Belgrade Fortress is situated on the hill, overlooking the confluence of the river Sava and the Danube. It started as a Roman military camp in the early 1 century AD, growing into a simple fortification, and over the time into a true and powerful fortress. Until present day it remained within the boundaries of the old town and city's center.

After the Romans, the structure was further built, rebuilt, developed and modified throughout the centuries by the Byzantines, Hungarians, Serbs, the Ottoman Turks, and the Austrians (Habsburgs).

Belgrade Fortress has two levels - the upper and the lower one. Nowadays, in the back, on the downhill opposite to the rivers, Belgrade Zoo is located. The upper level is turned into a seemingly vastly large "Kalemegdan Park" with lots of monuments honoring famous people from the Serbian history.
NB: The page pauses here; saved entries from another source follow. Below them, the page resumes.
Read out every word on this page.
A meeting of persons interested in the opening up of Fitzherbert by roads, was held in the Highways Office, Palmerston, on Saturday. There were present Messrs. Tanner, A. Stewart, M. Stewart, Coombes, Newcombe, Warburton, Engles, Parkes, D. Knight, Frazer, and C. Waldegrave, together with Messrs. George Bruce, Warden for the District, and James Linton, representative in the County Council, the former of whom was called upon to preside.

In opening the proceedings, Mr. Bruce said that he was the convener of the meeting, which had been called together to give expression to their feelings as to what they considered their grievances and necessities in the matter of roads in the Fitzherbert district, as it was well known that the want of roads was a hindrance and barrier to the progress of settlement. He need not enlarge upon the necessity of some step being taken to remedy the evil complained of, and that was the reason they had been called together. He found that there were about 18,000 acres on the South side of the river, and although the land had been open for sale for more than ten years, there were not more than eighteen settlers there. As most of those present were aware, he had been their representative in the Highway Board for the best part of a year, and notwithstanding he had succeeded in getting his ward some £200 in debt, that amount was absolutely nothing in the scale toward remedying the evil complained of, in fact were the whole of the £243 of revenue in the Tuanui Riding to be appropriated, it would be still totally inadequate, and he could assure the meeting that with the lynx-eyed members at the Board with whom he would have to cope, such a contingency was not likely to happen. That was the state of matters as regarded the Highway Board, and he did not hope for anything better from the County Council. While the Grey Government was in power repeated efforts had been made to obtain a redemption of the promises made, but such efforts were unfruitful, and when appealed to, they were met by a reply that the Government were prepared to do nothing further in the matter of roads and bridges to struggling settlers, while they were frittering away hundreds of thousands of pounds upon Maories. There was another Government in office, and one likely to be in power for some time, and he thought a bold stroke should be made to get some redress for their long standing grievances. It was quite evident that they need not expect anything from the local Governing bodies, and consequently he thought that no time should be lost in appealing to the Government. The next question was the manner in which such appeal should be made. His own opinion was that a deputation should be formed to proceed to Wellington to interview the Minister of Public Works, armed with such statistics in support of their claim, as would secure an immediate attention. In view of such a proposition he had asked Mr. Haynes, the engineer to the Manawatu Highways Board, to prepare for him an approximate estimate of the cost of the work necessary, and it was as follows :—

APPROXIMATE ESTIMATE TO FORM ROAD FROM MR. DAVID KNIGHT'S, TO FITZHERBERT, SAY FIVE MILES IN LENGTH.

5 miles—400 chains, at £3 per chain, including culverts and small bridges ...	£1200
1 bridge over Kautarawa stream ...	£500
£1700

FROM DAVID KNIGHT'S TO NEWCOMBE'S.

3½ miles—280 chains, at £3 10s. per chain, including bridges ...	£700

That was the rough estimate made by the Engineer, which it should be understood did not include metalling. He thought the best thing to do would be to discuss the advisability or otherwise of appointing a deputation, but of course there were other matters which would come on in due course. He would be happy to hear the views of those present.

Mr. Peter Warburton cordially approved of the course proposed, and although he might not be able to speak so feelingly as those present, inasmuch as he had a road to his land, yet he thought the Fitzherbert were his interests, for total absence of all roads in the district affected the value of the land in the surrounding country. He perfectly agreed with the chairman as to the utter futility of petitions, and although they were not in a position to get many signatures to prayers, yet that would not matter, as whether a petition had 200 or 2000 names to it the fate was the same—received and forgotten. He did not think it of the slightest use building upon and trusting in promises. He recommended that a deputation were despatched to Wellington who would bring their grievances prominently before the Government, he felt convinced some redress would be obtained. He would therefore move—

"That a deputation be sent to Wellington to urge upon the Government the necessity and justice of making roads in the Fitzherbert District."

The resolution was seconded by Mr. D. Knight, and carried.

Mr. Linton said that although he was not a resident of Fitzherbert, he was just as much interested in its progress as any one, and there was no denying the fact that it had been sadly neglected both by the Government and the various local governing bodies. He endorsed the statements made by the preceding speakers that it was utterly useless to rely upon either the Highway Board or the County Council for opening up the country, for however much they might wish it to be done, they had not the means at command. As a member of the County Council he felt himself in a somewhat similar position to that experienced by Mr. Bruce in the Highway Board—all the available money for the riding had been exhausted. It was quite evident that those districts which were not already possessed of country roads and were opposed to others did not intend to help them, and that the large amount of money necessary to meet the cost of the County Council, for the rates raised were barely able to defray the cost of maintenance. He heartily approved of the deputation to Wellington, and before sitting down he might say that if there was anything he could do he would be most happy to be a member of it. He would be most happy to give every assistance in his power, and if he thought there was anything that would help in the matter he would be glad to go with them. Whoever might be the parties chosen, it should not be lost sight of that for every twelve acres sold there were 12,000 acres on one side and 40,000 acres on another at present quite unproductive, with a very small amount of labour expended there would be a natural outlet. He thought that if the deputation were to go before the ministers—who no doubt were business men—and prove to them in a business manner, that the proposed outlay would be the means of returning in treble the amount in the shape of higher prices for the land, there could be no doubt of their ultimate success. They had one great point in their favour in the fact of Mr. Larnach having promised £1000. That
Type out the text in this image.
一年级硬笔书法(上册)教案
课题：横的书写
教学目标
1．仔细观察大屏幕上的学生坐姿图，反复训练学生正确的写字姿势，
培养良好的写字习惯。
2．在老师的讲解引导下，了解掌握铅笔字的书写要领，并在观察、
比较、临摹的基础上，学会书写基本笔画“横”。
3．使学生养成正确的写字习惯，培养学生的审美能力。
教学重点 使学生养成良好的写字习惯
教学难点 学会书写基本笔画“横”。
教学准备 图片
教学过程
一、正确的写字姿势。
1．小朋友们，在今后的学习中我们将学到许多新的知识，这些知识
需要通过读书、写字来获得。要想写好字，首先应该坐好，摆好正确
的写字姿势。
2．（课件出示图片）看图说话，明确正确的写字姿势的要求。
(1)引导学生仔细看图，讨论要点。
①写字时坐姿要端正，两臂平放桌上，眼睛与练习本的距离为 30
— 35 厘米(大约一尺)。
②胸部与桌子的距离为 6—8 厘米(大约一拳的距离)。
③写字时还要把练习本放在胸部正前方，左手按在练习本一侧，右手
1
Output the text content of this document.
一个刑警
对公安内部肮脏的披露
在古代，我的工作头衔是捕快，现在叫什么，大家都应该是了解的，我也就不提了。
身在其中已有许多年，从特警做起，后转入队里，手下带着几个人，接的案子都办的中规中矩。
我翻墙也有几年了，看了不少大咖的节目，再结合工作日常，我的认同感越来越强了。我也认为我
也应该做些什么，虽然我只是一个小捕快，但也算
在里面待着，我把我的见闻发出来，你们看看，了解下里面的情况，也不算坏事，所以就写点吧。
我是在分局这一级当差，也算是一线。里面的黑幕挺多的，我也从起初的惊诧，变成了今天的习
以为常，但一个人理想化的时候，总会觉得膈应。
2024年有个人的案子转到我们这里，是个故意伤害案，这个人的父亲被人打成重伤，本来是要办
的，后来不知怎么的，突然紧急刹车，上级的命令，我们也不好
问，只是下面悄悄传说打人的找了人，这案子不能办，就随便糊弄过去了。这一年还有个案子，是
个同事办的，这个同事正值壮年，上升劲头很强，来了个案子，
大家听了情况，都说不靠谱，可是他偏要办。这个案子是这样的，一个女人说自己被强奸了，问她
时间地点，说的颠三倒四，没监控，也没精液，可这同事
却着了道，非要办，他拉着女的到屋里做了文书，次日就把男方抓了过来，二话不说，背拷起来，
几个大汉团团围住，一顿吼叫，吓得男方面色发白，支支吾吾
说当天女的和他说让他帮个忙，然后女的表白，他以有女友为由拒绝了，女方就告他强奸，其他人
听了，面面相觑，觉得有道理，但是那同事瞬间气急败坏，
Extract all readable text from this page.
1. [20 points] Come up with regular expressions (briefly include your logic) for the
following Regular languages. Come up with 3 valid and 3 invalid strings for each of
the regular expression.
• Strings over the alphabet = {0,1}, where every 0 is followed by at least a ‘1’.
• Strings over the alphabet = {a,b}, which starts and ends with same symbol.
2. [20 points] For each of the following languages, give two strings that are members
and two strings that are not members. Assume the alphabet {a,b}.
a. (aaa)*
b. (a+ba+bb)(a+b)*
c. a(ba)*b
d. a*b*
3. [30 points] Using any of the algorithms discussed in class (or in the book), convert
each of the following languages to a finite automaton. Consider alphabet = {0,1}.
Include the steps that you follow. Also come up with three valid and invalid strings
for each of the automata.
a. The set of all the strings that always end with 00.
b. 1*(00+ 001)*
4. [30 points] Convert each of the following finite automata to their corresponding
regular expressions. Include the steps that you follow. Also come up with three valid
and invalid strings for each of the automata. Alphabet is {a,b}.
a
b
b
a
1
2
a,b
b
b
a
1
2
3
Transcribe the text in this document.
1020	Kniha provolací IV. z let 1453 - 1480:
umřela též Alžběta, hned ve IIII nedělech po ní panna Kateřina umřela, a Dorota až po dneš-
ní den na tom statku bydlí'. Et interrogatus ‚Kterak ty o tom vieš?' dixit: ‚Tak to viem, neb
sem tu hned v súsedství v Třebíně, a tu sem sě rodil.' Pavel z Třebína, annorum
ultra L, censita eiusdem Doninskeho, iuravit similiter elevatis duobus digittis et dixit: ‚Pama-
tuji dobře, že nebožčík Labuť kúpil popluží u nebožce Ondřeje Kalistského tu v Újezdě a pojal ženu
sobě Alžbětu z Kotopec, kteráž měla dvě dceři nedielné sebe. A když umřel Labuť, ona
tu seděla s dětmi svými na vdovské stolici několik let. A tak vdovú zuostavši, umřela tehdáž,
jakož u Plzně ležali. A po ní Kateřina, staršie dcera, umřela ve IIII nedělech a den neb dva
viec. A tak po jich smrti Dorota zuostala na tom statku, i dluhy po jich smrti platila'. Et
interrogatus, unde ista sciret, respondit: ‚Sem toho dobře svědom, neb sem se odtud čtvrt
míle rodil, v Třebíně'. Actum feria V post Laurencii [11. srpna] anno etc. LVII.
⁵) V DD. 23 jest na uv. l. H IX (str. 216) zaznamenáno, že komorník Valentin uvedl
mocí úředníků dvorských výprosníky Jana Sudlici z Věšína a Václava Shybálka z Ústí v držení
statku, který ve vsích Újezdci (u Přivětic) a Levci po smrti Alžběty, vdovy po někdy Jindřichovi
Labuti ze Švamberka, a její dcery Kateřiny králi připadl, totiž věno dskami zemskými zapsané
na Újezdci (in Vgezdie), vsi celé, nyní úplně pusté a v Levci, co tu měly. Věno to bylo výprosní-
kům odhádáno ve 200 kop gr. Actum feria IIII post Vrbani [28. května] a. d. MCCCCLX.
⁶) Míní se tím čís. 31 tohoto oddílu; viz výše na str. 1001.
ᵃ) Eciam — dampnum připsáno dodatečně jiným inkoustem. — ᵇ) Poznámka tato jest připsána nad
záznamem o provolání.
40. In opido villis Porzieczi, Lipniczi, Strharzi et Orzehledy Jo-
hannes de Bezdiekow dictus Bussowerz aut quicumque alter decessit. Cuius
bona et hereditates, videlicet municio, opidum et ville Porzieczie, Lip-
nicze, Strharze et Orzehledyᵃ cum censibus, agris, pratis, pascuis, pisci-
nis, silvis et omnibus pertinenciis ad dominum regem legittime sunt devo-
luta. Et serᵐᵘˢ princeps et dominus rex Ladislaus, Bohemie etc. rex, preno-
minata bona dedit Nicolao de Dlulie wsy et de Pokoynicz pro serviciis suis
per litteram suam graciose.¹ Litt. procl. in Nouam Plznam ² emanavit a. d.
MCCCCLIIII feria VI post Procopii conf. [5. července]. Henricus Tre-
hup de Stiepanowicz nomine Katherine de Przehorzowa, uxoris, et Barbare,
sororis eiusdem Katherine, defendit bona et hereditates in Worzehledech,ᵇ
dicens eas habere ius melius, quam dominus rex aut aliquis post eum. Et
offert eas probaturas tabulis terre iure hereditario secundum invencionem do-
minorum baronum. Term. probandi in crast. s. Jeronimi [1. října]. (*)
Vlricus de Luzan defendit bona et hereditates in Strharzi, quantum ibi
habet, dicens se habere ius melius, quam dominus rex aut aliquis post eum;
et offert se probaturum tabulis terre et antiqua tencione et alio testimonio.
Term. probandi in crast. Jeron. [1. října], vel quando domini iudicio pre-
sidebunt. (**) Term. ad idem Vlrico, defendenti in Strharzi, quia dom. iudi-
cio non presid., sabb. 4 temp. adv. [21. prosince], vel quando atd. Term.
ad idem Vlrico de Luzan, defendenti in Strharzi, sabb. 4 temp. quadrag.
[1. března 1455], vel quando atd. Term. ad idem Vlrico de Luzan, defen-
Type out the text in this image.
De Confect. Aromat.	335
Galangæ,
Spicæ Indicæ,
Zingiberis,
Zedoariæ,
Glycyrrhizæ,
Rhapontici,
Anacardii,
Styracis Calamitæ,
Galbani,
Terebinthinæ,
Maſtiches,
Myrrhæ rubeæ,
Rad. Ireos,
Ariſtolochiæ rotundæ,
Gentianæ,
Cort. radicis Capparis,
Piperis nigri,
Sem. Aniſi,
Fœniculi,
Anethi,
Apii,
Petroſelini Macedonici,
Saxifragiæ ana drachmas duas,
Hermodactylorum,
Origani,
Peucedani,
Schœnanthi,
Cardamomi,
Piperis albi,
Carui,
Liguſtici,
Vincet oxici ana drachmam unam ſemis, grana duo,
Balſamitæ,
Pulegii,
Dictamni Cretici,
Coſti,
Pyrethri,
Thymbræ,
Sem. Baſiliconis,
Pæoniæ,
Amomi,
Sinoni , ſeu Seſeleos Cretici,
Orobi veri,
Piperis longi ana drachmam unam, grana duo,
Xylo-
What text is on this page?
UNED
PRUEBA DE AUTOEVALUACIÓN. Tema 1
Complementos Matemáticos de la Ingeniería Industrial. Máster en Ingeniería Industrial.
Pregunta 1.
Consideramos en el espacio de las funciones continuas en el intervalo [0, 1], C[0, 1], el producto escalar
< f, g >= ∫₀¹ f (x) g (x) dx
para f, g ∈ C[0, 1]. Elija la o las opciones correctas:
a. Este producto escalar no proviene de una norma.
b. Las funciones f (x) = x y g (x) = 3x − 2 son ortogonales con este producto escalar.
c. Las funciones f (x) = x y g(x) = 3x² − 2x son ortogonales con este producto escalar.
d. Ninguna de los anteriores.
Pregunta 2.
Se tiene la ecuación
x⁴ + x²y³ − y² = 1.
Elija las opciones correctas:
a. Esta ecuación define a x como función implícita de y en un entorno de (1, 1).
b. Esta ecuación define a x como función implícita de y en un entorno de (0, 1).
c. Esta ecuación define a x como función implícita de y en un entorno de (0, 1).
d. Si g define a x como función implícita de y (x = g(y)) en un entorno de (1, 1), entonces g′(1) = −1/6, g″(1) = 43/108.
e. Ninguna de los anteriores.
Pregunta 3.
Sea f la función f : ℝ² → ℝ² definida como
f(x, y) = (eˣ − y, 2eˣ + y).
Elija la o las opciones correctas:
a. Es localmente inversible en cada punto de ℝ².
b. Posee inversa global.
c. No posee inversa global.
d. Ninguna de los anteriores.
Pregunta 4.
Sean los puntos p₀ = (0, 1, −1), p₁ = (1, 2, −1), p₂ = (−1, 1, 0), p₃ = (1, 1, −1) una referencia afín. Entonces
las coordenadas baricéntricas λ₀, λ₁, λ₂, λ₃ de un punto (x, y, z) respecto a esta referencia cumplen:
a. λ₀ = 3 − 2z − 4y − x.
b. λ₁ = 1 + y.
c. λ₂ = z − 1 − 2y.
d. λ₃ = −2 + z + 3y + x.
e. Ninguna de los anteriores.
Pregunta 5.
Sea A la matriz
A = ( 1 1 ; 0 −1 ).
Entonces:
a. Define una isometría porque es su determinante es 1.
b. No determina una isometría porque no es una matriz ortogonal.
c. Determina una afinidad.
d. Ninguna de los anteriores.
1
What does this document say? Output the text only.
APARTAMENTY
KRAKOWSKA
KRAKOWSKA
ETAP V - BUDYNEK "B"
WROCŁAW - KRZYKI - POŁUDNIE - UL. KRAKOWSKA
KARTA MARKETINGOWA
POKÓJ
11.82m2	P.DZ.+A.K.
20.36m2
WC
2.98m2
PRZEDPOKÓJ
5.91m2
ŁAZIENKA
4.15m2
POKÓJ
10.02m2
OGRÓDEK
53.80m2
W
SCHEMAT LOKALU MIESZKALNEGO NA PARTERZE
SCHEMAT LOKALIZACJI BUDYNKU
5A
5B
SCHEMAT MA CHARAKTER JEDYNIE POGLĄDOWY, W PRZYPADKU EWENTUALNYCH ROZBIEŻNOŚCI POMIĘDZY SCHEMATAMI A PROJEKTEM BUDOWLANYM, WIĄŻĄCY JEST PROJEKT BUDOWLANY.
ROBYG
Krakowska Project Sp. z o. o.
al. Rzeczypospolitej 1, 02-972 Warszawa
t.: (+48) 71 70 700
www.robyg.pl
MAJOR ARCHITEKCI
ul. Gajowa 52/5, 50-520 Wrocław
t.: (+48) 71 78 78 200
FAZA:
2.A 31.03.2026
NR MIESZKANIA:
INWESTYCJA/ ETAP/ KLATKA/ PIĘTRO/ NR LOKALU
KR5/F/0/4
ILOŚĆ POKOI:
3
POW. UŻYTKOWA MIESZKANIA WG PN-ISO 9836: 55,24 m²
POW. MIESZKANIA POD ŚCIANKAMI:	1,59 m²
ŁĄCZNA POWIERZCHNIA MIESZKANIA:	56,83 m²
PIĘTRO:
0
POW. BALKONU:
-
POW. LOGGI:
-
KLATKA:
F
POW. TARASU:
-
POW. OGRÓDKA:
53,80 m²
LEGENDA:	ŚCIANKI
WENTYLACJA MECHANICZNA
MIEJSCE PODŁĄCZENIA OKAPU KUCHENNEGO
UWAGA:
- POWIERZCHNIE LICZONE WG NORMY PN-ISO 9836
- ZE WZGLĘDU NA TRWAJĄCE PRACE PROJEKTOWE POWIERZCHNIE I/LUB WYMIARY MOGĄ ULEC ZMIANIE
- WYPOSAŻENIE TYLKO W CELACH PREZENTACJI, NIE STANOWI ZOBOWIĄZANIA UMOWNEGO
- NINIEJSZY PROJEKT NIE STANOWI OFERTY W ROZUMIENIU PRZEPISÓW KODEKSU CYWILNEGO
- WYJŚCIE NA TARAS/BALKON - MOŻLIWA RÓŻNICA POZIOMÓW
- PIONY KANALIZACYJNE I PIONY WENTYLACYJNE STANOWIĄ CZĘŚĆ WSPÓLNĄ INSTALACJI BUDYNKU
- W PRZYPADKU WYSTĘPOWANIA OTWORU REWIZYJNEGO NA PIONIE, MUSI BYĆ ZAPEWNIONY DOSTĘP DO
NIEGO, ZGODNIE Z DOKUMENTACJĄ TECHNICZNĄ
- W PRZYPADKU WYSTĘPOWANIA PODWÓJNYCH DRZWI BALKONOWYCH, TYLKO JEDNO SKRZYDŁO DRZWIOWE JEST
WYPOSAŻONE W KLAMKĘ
In addition, there you can find an art pavilion ("Cvijeta Zuzorić") - a wonderful exhibition house from 1928 in Art Deco style, then the Military Museum, the Despot Stefan Tower (built around 1405, after Serbia became a Despotate under the rule of Stefan Lazarević, and Belgrade becoming the capital of the state), a dungeon called the "Roman Well", and the statute of the "Victor", considered as the main symbol of Belgrade.

In the lower part you can find Kula Nebojša ("Dardevil Tower"), two orthodox churches of St. Petka and Ružica, and the Belgrade Planetarium.

On Sunday, September 3rd, 1939, Belgrade hosted a Grand Prix race (competition that evolved into Formula 1 after WWII) around the Fortress with more than 70 000 people in attendance. So when you cross the street to enter the "Kalemegdan Park", imagine powerful engines racing there nearly 80 years ago, imagine the fumes, the crowd cheering, and you'll get an idea of Belgrade, the place with such an abundant history, and with stories emerging from every stone embedded in its roads.